Der Verkauf beginnt auf Sardinien, mit 32 Millionen Euro in bar im Süden der Insel.
Aber der Effekt der Schwarzen Woche wiegt schwer.Per restare aggiornato entra nel nostro canale Whatsapp
Auch auf Sardinien beginnen am Samstag, dem 3. Januar, die Winterverkäufe, und im Süden der Insel ist die Zählung bereits abgeschlossen.
Die Rabattsaison wird insgesamt über 32 Millionen Euro einbringen, eine beachtliche Summe, die jedoch eher eine Widerstandsfähigkeit als eine echte Erholung des Konsums widerspiegelt.
Die vom Forschungszentrum Confcommercio Sud Sardegna geschätzte Zahl ist im Grunde ähnlich wie im Vorjahr, mit einem leichten Rückgang, der auf einen vorsichtigen Markt hindeutet, der durch die im November getätigten Vorabkäufe gebremst wird.
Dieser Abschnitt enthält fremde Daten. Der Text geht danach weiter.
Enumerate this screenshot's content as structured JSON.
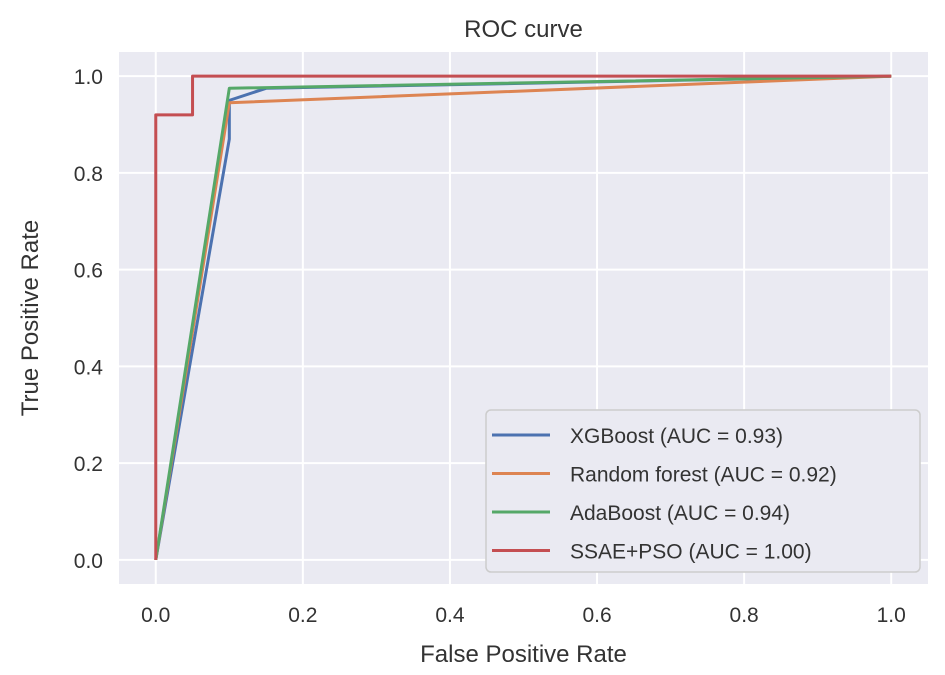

Rund 159.000 Familien werden die Rabatte nutzen, wobei ein durchschnittlicher Haushalt etwas über 200 € ausgibt. Betrachtet man die einzelnen Verbraucher, sinkt das Budget auf 92 €, etwas weniger als im Vorjahr. Ein klares Signal: Der Schlussverkauf bleibt ein wichtiges Ereignis, bedeutet aber nicht mehr zwanghaftes Einkaufen.
Die Black Week hatte einen entscheidenden Einfluss und verlagerte einen erheblichen Teil der Käufe vorgezogen.
„Das sich abzeichnende Bild ist eines der Stabilität“, erklärt Giuseppe Scura, Direktor des Confcommercio Sud Sardegna, „aber es ist klar, dass die Aktionen im November viele Kaufentscheidungen vorgezogen haben. Heute geht es beim Schlussverkauf nicht mehr darum, überflüssige Dinge zu kaufen, sondern darum, konkrete Bedürfnisse zu befriedigen.“
Die Weihnachtsfeiertage unterstützten dennoch den Absatz , vor allem dank des Wachstums von „nützlichen“ Geschenken, die nun den Impulskäufen vorgezogen wurden.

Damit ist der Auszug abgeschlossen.